Introduction to travel perks for travel writers

By David Hammond 
Breaking into travel writing requires effort and stick-to-itiveness.

But then. In time. It happens.

If you’re a freelance travel writer, “breaking in” means building up a portfolio and forming good working relationships with editors.

If you’re a travel blogger, “breaking in” means establishing a sizable following.

And when this comes to pass, doors to new opportunities open, which includes travel perks.

If you're wondering, what exactly are travel perks? You’re in the right place.

Travel perks include:
  • Publication-sponsored research trips
  • Press trips 
  • Complimentary hotel stays and travel services
  • Travel costs as legitimate tax deductions 
For an overview of each of these, read on.

Publication-sponsored research trips
Your travel costs reimbursed
Plus, a ready buyer for your articles

Some magazines will reimburse your travel costs while you carry out article research for their publication.

Publication-sponsored travel is a great arrangement. The magazine or media company reimburses your travel expenses, and also buys the articles you write from the trip.

Who gets publication-sponsored travel:
  • Publication employees, such as senor staff writers and editors (many editors also write) 
  • Contributing editors (a contributing editor is a proven freelance travel writer who regularly contributes to a given publication) 
As a contributing editor, you may propose a publication-sponsored research trip to the appropriate publication editor. Or, a publication editor may propose a research trip to you—a writer, he or she believes is a good match for a particular assignment.

In either case, you and the editor will likely work together to set trip objectives, discuss research findings, and agree on article assignments from the trip.

The only limitation is this: A publication will likely require that you don't submit work based on a trip they pay for to other publications, which is only fair.

Press trips
Free or low-cost destination tours 

Press trips are free or low-cost tours organized for travel writers.
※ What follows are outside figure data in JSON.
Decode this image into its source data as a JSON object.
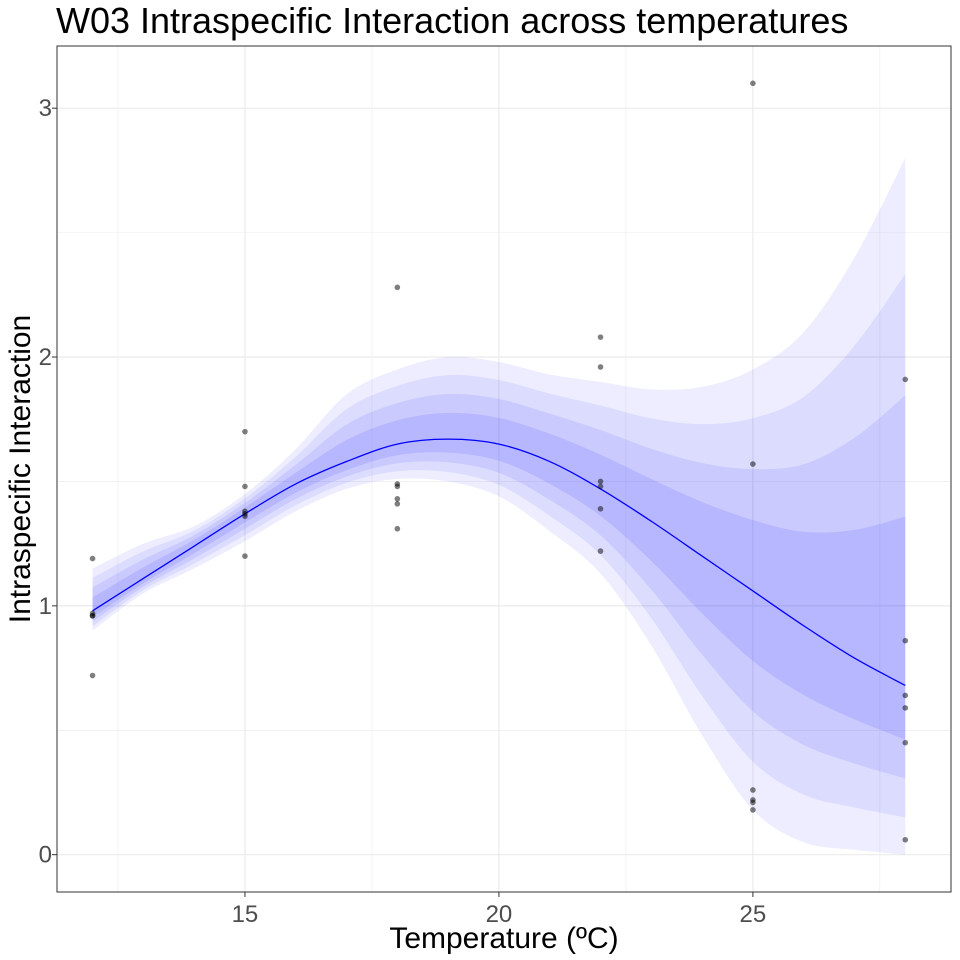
{
  "chart_data": {
    "type": "scatter",
    "title": "W03 Intraspecific Interaction across temperatures",
    "xlabel": "Temperature (ºC)",
    "ylabel": "Intraspecific Interaction",
    "xlim": [
      11.3,
      28.9
    ],
    "ylim": [
      -0.15,
      3.25
    ],
    "x_ticks": [
      15,
      20,
      25
    ],
    "y_ticks": [
      0,
      1,
      2,
      3
    ],
    "grid": true,
    "colors": {
      "fit": "#0000ff",
      "points": "#000000",
      "grid": "#ebebeb",
      "panel_border": "#333333"
    },
    "series": [
      {
        "type": "scatter",
        "points": [
          [
            12,
            1.19
          ],
          [
            12,
            0.97
          ],
          [
            12,
            0.96
          ],
          [
            12,
            0.96
          ],
          [
            12,
            0.72
          ],
          [
            15,
            1.7
          ],
          [
            15,
            1.48
          ],
          [
            15,
            1.38
          ],
          [
            15,
            1.37
          ],
          [
            15,
            1.36
          ],
          [
            15,
            1.2
          ],
          [
            18,
            2.28
          ],
          [
            18,
            1.49
          ],
          [
            18,
            1.48
          ],
          [
            18,
            1.43
          ],
          [
            18,
            1.41
          ],
          [
            18,
            1.31
          ],
          [
            22,
            2.08
          ],
          [
            22,
            1.96
          ],
          [
            22,
            1.5
          ],
          [
            22,
            1.48
          ],
          [
            22,
            1.39
          ],
          [
            22,
            1.22
          ],
          [
            25,
            3.1
          ],
          [
            25,
            1.57
          ],
          [
            25,
            0.26
          ],
          [
            25,
            0.22
          ],
          [
            25,
            0.21
          ],
          [
            25,
            0.18
          ],
          [
            28,
            1.91
          ],
          [
            28,
            0.86
          ],
          [
            28,
            0.64
          ],
          [
            28,
            0.59
          ],
          [
            28,
            0.45
          ],
          [
            28,
            0.06
          ]
        ]
      },
      {
        "type": "line",
        "x": [
          12,
          13,
          14,
          15,
          16,
          17,
          18,
          19,
          20,
          21,
          22,
          23,
          24,
          25,
          26,
          27,
          28
        ],
        "values": [
          0.98,
          1.11,
          1.24,
          1.37,
          1.49,
          1.58,
          1.65,
          1.67,
          1.65,
          1.58,
          1.47,
          1.34,
          1.2,
          1.06,
          0.92,
          0.79,
          0.68
        ]
      }
    ],
    "uncertainty_band": {
      "x": [
        12,
        13,
        14,
        15,
        16,
        17,
        18,
        19,
        20,
        21,
        22,
        23,
        24,
        25,
        26,
        27,
        28
      ],
      "lower": [
        0.9,
        1.05,
        1.15,
        1.26,
        1.38,
        1.47,
        1.51,
        1.5,
        1.44,
        1.3,
        1.13,
        0.84,
        0.48,
        0.18,
        0.05,
        0.02,
        0.0
      ],
      "upper": [
        1.15,
        1.25,
        1.32,
        1.45,
        1.63,
        1.85,
        1.95,
        2.0,
        1.98,
        1.93,
        1.9,
        1.87,
        1.88,
        1.95,
        2.1,
        2.4,
        2.8
      ]
    }
  }
}
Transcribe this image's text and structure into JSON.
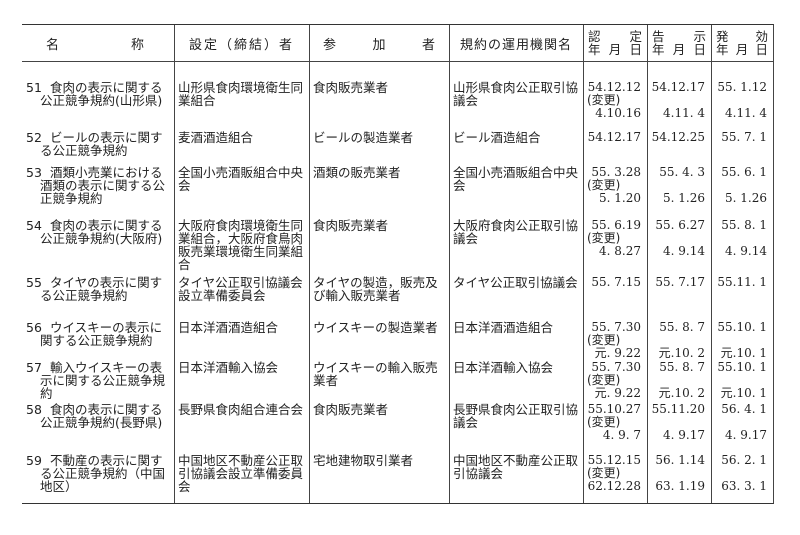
{
  "header": {
    "name": [
      "名",
      "称"
    ],
    "establisher": "設定（締結）者",
    "participants": [
      "参",
      "加",
      "者"
    ],
    "operator": "規約の運用機関名",
    "approved": {
      "top": [
        "認",
        "定"
      ],
      "bottom": [
        "年",
        "月",
        "日"
      ]
    },
    "notified": {
      "top": [
        "告",
        "示"
      ],
      "bottom": [
        "年",
        "月",
        "日"
      ]
    },
    "effective": {
      "top": [
        "発",
        "効"
      ],
      "bottom": [
        "年",
        "月",
        "日"
      ]
    }
  },
  "rows": [
    {
      "no": "51",
      "name": [
        "食肉の表示に関する",
        "公正競争規約(山形県)"
      ],
      "establisher": [
        "山形県食肉環境衛生同",
        "業組合"
      ],
      "participants": [
        "食肉販売業者"
      ],
      "operator": [
        "山形県食肉公正取引協",
        "議会"
      ],
      "approved": [
        "54.12.12",
        "(変更)",
        " 4.10.16"
      ],
      "notified": [
        "54.12.17",
        "",
        " 4.11. 4"
      ],
      "effective": [
        "55. 1.12",
        "",
        " 4.11. 4"
      ]
    },
    {
      "no": "52",
      "name": [
        "ビールの表示に関す",
        "る公正競争規約"
      ],
      "establisher": [
        "麦酒酒造組合"
      ],
      "participants": [
        " ビールの製造業者"
      ],
      "operator": [
        "ビール酒造組合"
      ],
      "approved": [
        "54.12.17"
      ],
      "notified": [
        "54.12.25"
      ],
      "effective": [
        "55. 7. 1"
      ]
    },
    {
      "no": "53",
      "name": [
        "酒類小売業における",
        "酒類の表示に関する公",
        "正競争規約"
      ],
      "establisher": [
        "全国小売酒販組合中央",
        "会"
      ],
      "participants": [
        " 酒類の販売業者"
      ],
      "operator": [
        "全国小売酒販組合中央",
        "会"
      ],
      "approved": [
        "55. 3.28",
        "(変更)",
        " 5. 1.20"
      ],
      "notified": [
        "55. 4. 3",
        "",
        " 5. 1.26"
      ],
      "effective": [
        "55. 6. 1",
        "",
        " 5. 1.26"
      ]
    },
    {
      "no": "54",
      "name": [
        "食肉の表示に関する",
        "公正競争規約(大阪府)"
      ],
      "establisher": [
        "大阪府食肉環境衛生同",
        "業組合，大阪府食鳥肉",
        "販売業環境衛生同業組",
        "合"
      ],
      "participants": [
        "食肉販売業者"
      ],
      "operator": [
        "大阪府食肉公正取引協",
        "議会"
      ],
      "approved": [
        "55. 6.19",
        "(変更)",
        "4. 8.27"
      ],
      "notified": [
        "55. 6.27",
        "",
        " 4. 9.14"
      ],
      "effective": [
        "55. 8. 1",
        "",
        " 4. 9.14"
      ]
    },
    {
      "no": "55",
      "name": [
        "タイヤの表示に関す",
        "る公正競争規約"
      ],
      "establisher": [
        "タイヤ公正取引協議会",
        "設立準備委員会"
      ],
      "participants": [
        "タイヤの製造，販売及",
        "び輸入販売業者"
      ],
      "operator": [
        "タイヤ公正取引協議会"
      ],
      "approved": [
        "55. 7.15"
      ],
      "notified": [
        "55. 7.17"
      ],
      "effective": [
        "55.11. 1"
      ]
    },
    {
      "no": "56",
      "name": [
        "ウイスキーの表示に",
        "関する公正競争規約"
      ],
      "establisher": [
        "日本洋酒酒造組合"
      ],
      "participants": [
        "ウイスキーの製造業者"
      ],
      "operator": [
        "日本洋酒酒造組合"
      ],
      "approved": [
        "55. 7.30",
        "(変更)",
        "元. 9.22"
      ],
      "notified": [
        "55. 8. 7",
        "",
        "元.10. 2"
      ],
      "effective": [
        "55.10. 1",
        "",
        "元.10. 1"
      ]
    },
    {
      "no": "57",
      "name": [
        "輸入ウイスキーの表",
        "示に関する公正競争規",
        "約"
      ],
      "establisher": [
        "日本洋酒輸入協会"
      ],
      "participants": [
        "ウイスキーの輸入販売",
        "業者"
      ],
      "operator": [
        "日本洋酒輸入協会"
      ],
      "approved": [
        "55. 7.30",
        "(変更)",
        "元. 9.22"
      ],
      "notified": [
        "55. 8. 7",
        "",
        "元.10. 2"
      ],
      "effective": [
        "55.10. 1",
        "",
        "元.10. 1"
      ]
    },
    {
      "no": "58",
      "name": [
        "食肉の表示に関する",
        "公正競争規約(長野県)"
      ],
      "establisher": [
        "長野県食肉組合連合会"
      ],
      "participants": [
        "食肉販売業者"
      ],
      "operator": [
        "長野県食肉公正取引協",
        "議会"
      ],
      "approved": [
        "55.10.27",
        "(変更)",
        "4. 9. 7"
      ],
      "notified": [
        "55.11.20",
        "",
        " 4. 9.17"
      ],
      "effective": [
        "56. 4. 1",
        "",
        " 4. 9.17"
      ]
    },
    {
      "no": "59",
      "name": [
        "不動産の表示に関す",
        "る公正競争規約（中国",
        "地区）"
      ],
      "establisher": [
        "中国地区不動産公正取",
        "引協議会設立準備委員",
        "会"
      ],
      "participants": [
        "宅地建物取引業者"
      ],
      "operator": [
        "中国地区不動産公正取",
        "引協議会"
      ],
      "approved": [
        "55.12.15",
        "(変更)",
        "62.12.28"
      ],
      "notified": [
        "56. 1.14",
        "",
        "63. 1.19"
      ],
      "effective": [
        "56. 2. 1",
        "",
        "63. 3. 1"
      ]
    }
  ]
}
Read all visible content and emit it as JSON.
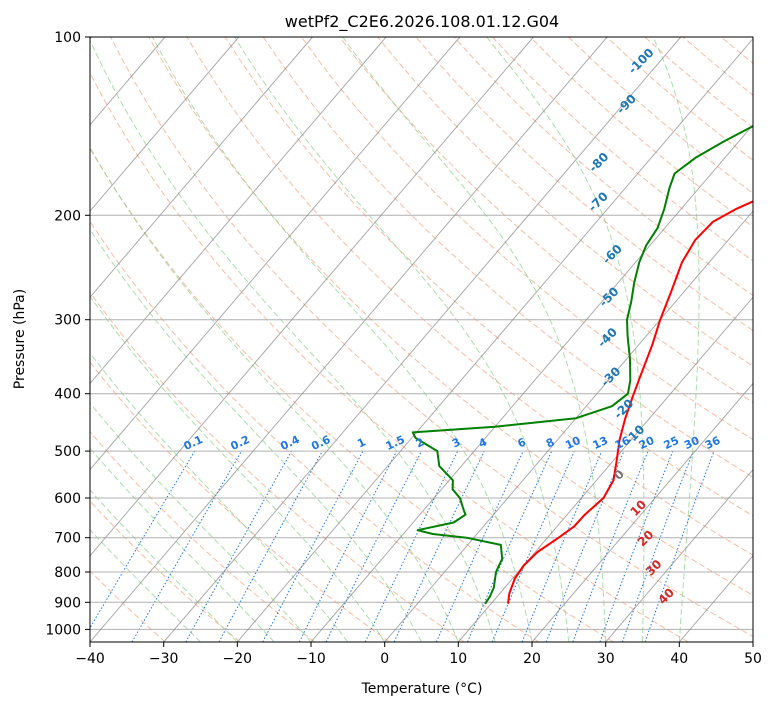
{
  "chart_data": {
    "type": "line",
    "title": "wetPf2_C2E6.2026.108.01.12.G04",
    "xlabel": "Temperature (°C)",
    "ylabel": "Pressure (hPa)",
    "xlim": [
      -40,
      50
    ],
    "ylim": [
      1050,
      100
    ],
    "x_ticks": [
      -40,
      -30,
      -20,
      -10,
      0,
      10,
      20,
      30,
      40,
      50
    ],
    "x_tick_labels": [
      "−40",
      "−30",
      "−20",
      "−10",
      "0",
      "10",
      "20",
      "30",
      "40",
      "50"
    ],
    "y_ticks": [
      100,
      200,
      300,
      400,
      500,
      600,
      700,
      800,
      900,
      1000
    ],
    "y_tick_labels": [
      "100",
      "200",
      "300",
      "400",
      "500",
      "600",
      "700",
      "800",
      "900",
      "1000"
    ],
    "colors": {
      "temperature": "#ff0000",
      "dewpoint": "#008000",
      "isotherm": "#888888",
      "dry_adiabat": "#f4a582",
      "moist_adiabat": "#8fd18f",
      "mixing_ratio": "#1f77e4",
      "height_labels": "#1f77b4",
      "warm_labels": "#d62728"
    },
    "series": [
      {
        "name": "Temperature",
        "points": [
          {
            "p": 905,
            "t": 12.3
          },
          {
            "p": 870,
            "t": 11.3
          },
          {
            "p": 820,
            "t": 10.3
          },
          {
            "p": 780,
            "t": 10.0
          },
          {
            "p": 740,
            "t": 10.3
          },
          {
            "p": 700,
            "t": 11.5
          },
          {
            "p": 670,
            "t": 12.3
          },
          {
            "p": 640,
            "t": 12.4
          },
          {
            "p": 600,
            "t": 13.0
          },
          {
            "p": 560,
            "t": 12.3
          },
          {
            "p": 520,
            "t": 10.5
          },
          {
            "p": 480,
            "t": 8.5
          },
          {
            "p": 440,
            "t": 6.7
          },
          {
            "p": 400,
            "t": 5.0
          },
          {
            "p": 370,
            "t": 3.7
          },
          {
            "p": 330,
            "t": 1.8
          },
          {
            "p": 300,
            "t": 0.0
          },
          {
            "p": 270,
            "t": -1.7
          },
          {
            "p": 240,
            "t": -3.7
          },
          {
            "p": 220,
            "t": -4.5
          },
          {
            "p": 205,
            "t": -4.2
          },
          {
            "p": 195,
            "t": -2.5
          },
          {
            "p": 185,
            "t": 0.0
          },
          {
            "p": 175,
            "t": 2.0
          },
          {
            "p": 160,
            "t": 4.5
          },
          {
            "p": 145,
            "t": 6.8
          },
          {
            "p": 130,
            "t": 9.0
          },
          {
            "p": 120,
            "t": 11.5
          },
          {
            "p": 110,
            "t": 14.5
          },
          {
            "p": 100,
            "t": 17.5
          }
        ]
      },
      {
        "name": "Dewpoint",
        "points": [
          {
            "p": 905,
            "t": 9.2
          },
          {
            "p": 880,
            "t": 9.0
          },
          {
            "p": 850,
            "t": 8.5
          },
          {
            "p": 800,
            "t": 7.0
          },
          {
            "p": 760,
            "t": 6.3
          },
          {
            "p": 720,
            "t": 4.5
          },
          {
            "p": 700,
            "t": -1.0
          },
          {
            "p": 690,
            "t": -6.0
          },
          {
            "p": 680,
            "t": -8.5
          },
          {
            "p": 660,
            "t": -4.5
          },
          {
            "p": 640,
            "t": -3.8
          },
          {
            "p": 630,
            "t": -4.5
          },
          {
            "p": 600,
            "t": -6.5
          },
          {
            "p": 580,
            "t": -8.5
          },
          {
            "p": 560,
            "t": -9.5
          },
          {
            "p": 530,
            "t": -13.0
          },
          {
            "p": 500,
            "t": -15.0
          },
          {
            "p": 475,
            "t": -19.5
          },
          {
            "p": 465,
            "t": -20.5
          },
          {
            "p": 455,
            "t": -10.0
          },
          {
            "p": 440,
            "t": 0.0
          },
          {
            "p": 420,
            "t": 3.5
          },
          {
            "p": 400,
            "t": 4.2
          },
          {
            "p": 380,
            "t": 3.0
          },
          {
            "p": 350,
            "t": 0.5
          },
          {
            "p": 320,
            "t": -2.5
          },
          {
            "p": 300,
            "t": -4.5
          },
          {
            "p": 280,
            "t": -6.0
          },
          {
            "p": 260,
            "t": -7.8
          },
          {
            "p": 240,
            "t": -9.5
          },
          {
            "p": 225,
            "t": -10.5
          },
          {
            "p": 210,
            "t": -11.0
          },
          {
            "p": 195,
            "t": -12.3
          },
          {
            "p": 180,
            "t": -14.0
          },
          {
            "p": 170,
            "t": -15.0
          },
          {
            "p": 160,
            "t": -14.0
          },
          {
            "p": 150,
            "t": -12.0
          },
          {
            "p": 140,
            "t": -9.5
          },
          {
            "p": 130,
            "t": -6.5
          },
          {
            "p": 120,
            "t": -4.5
          },
          {
            "p": 110,
            "t": -3.5
          },
          {
            "p": 100,
            "t": -2.0
          }
        ]
      }
    ],
    "height_annotations": [
      {
        "label": "-100",
        "t": -32.5,
        "p": 110
      },
      {
        "label": "-90",
        "t": -29.5,
        "p": 130
      },
      {
        "label": "-80",
        "t": -26.5,
        "p": 163
      },
      {
        "label": "-70",
        "t": -22.0,
        "p": 190
      },
      {
        "label": "-60",
        "t": -14.0,
        "p": 233
      },
      {
        "label": "-50",
        "t": -9.5,
        "p": 275
      },
      {
        "label": "-40",
        "t": -5.0,
        "p": 322
      },
      {
        "label": "-30",
        "t": 0.0,
        "p": 375
      },
      {
        "label": "-20",
        "t": 5.5,
        "p": 425
      },
      {
        "label": "-10",
        "t": 10.0,
        "p": 470
      },
      {
        "label": "0",
        "t": 12.5,
        "p": 549
      },
      {
        "label": "10",
        "t": 19.0,
        "p": 625
      },
      {
        "label": "20",
        "t": 23.5,
        "p": 703
      },
      {
        "label": "30",
        "t": 28.0,
        "p": 788
      },
      {
        "label": "40",
        "t": 33.0,
        "p": 880
      }
    ],
    "mixing_ratio_labels": [
      "0.1",
      "0.2",
      "0.4",
      "0.6",
      "1",
      "1.5",
      "2",
      "3",
      "4",
      "6",
      "8",
      "10",
      "13",
      "16",
      "20",
      "25",
      "30",
      "36"
    ]
  }
}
The purpose of a press trip is to encourage you to write about a targeted destination—often a city, region, or country.

The press trip organizer—usually a convention and visitors bureau or a public relations firm—plans  the itinerary.

Joining a press trip is a low-cost way to orient yourself with the promoted destination. Press trips also provide an opportunity to meet and network with other travel writers.

Who goes on press trips: 
  • Staff writers for established media outlets 
  • Freelance writers with a reputation for getting their work published in high-circulation publications
  • Bloggers with a large following
To go on a press trip, a freelancer writer or blogger often contacts the organizer with a request to join the tour group, which may involve completing an application.

For freelance writers, many press-trip organizers require an assignment letter from a high-circulation publication as a condition to join the tour.

For bloggers, an organizer may request a media kit providing statistics on the scope and characteristics of your blog’s readership.

However, as you build your writing credits and expand your relationships and reputation in the travel writing world, organizers may soon be the ones pursuing you with press trip invitations.

One thing to know about: While many travel publications accept freelance articles based on press-trip research, not all do. So, if want to take advantage of press trips, build relationships with publications that don't object to articles from press trips.

Complementary travel services 
Free or discount lodging and travel services while traveling on your own 

Another option for freelance travel writers and bloggers is to request complimentary accommodations and travel services directly from hotels and travel businesses.

A complimentary stay or service familiarizes you with the hotel or travel service. And if it checks out, you will include it in an article, a blog post, or your social media.

It’s unlikely every hotel and accommodation will respond positively to your request. But for hotels and travel services seeking greater media exposure, it can result in a win-win arrangement.

Who gets complimentary travel services:
  • Freelance writers with a reputation for getting their work published in respected publications
  • Bloggers with a large following
Like press-trip organizers, many hotel managers and travel service providers require an assignment letter from freelance writers and reach statistics from bloggers before making a deal.

Also, like press trips, not all publications will not buy articles based on any aspect of a trip provided free or at a deep discount. So, for freelance writers, it’s again a matter of submitting your work to publications that accept such pieces.

For bloggers with a large following, some resorts and PR firms representing destinations will pay you to visit and report on their destination, as well a provide complementary lodging and services.


Travel costs as legitimate tax deductions
Your travel costs may become tax deductible 
You move with complete freedom

 Interestingly, it sometimes makes the best business sense to pay own travel costs.

Many experienced writers with established industry relationships can cover their travel expenses and make a profit.

By bearing your own costs, you can write articles for multiple publications on the same trip.

Also, some national US magazines that don’t accept articles based on press trips or complimentary services pay significantly higher rates.

And if you're travel-writing business is making a profit (or you're building up your travel-writing business with a reasonable expectation of making a profit) many of your travel expenses may be legitimate tax deductions. (Talk with your accountant to learn the specifics.)

Who gets to go: 
Any travel writer or blogger with the money to travel. But, to make a profit:

  • A freelance writer with an established reputation and relationships with multiple editors. 
  • Or, a blogger with enough blog revenue to support her or his travels.